Je salue l'organisation de ce débat, qui porte sur un sujet extrêmement important. Pour le lancer, j'ai décidé de jouer le rôle du rabat-joie en évoquant plusieurs difficultés majeures.
Rappelons tout d'abord qu'il existe deux types de relocalisations.
Certaines sont stratégiques : l'État décide, en accord avec les entreprises, que certains produits doivent être fabriqués en France pour des motifs d'indépendance et de souveraineté. Pour celles-ci, la question de l'échelle reste en débat. Faut-il prendre en considération le périmètre national, le périmètre européen, voire un périmètre plus large encore ?
D'autres sont économiques : jugeant les chaînes de valeur mondiales trop fragiles, considérant qu'elles ne peuvent dépendre d'un seul sous-traitant dans un seul pays, les entreprises choisissent de diversifier les risques en produisant dans plusieurs zones leurs composants stratégiques. Dans ce cas, le retour à une régionalisation des chaînes de valeur peut s'effectuer sur une base régionale large, avec, dans notre cas, l'inclusion de l'Europe centrale et de l'Afrique du Nord.
Je vois, donc, plusieurs difficultés.
Premièrement, dans la désindustrialisation de la France, ce sont nos échanges avec le reste de l'Europe, et non avec les pays émergents, qui sont en cause. Certes, les volumes d'importations de produits manufacturés en provenance des pays émergents ont connu une hausse considérable, mais nos exportations vers eux se sont accrues en parallèle. Nous sommes donc face à un problème essentiellement intra-européen.
Deuxièmement, tous les travaux économiques que j'ai eus à connaître concluent que la perte d'emplois industriels est liée, à 80 % environ, au progrès technique et à un artefact statistique, lui-même dû à l'outsourcing de certains services, qui, autrefois, étaient intégrés à l'activité industrielle. La mondialisation ne concernerait que les 20 % restants.

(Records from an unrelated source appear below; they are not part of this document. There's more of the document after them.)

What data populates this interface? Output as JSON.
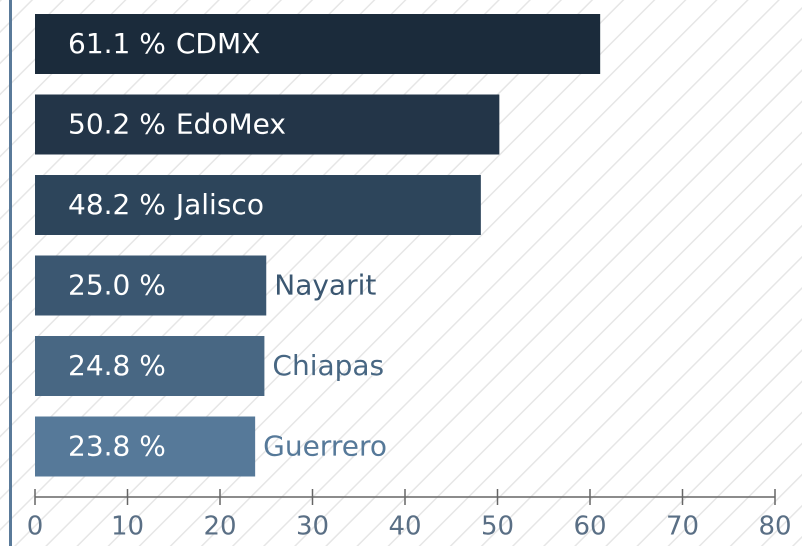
{
  "chart_data": {
    "type": "bar",
    "orientation": "horizontal",
    "categories": [
      "CDMX",
      "EdoMex",
      "Jalisco",
      "Nayarit",
      "Chiapas",
      "Guerrero"
    ],
    "values": [
      61.1,
      50.2,
      48.2,
      25.0,
      24.8,
      23.8
    ],
    "value_labels": [
      "61.1 %",
      "50.2 %",
      "48.2 %",
      "25.0 %",
      "24.8 %",
      "23.8 %"
    ],
    "colors": [
      "#1b2b3b",
      "#233548",
      "#2d455b",
      "#3b5771",
      "#486783",
      "#567999"
    ],
    "xlim": [
      0,
      80
    ],
    "xticks": [
      0,
      10,
      20,
      30,
      40,
      50,
      60,
      70,
      80
    ]
  }
}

Troisièmement, les coûts de production sont nettement plus élevés en France que dans les pays émergents. Les délocalisations vers ces pays ont réduit de 15 % à 20 % le prix des biens industriels produits dans notre pays.
Quatrièmement - c'est là, probablement, la difficulté la plus importante -, les délocalisations ont répondu à une logique économique. Ainsi, la France enregistre un très fort excédent extérieur pour les médicaments et les principes actifs vis-à-vis des pays émergents, notamment la Chine et l'Inde. Cet excédent n'a jamais cessé d'augmenter. Nous nous plaignons de devoir importer certains principes actifs basiques, comme le paracétamol ou les curares. Mais une relocalisation pour ces produits serait totalement illogique. Nous avons fait le choix de concentrer notre industrie sur les médicaments les plus complexes, à forte valeur ajoutée. Nous nous sommes spécialisés sur le haut de gamme, comme le préconisent nombre d'économistes. Revenir au bas de gamme n'aurait pas de sens. S'il a manqué de masques, c'est simplement qu'on n'en avait pas stocké !
Cinquièmement, le faible poids de l'industrie dans l'économie française est très largement dû à des difficultés spécifiques à notre pays. La première dont font part les entreprises industrielles est celle du recrutement et du manque de compétences industrielles - nous formons 2,5 fois moins d'ingénieurs en France qu'en Allemagne -, mais nous souffrons aussi d'un défaut de modernisation et de robotisation, les efforts dans ces domaines et la taille de l'industrie étant fortement corrélés.
Nos problèmes industriels sont donc largement dus à des défaillances internes. Dans ce dossier très complexe, il ne faut, à mon sens, ni tomber dans le piège consistant à attribuer la trop faible taille de notre industrie aux délocalisations vers les pays émergents, ni opter pour une stratégie de redescente de gamme.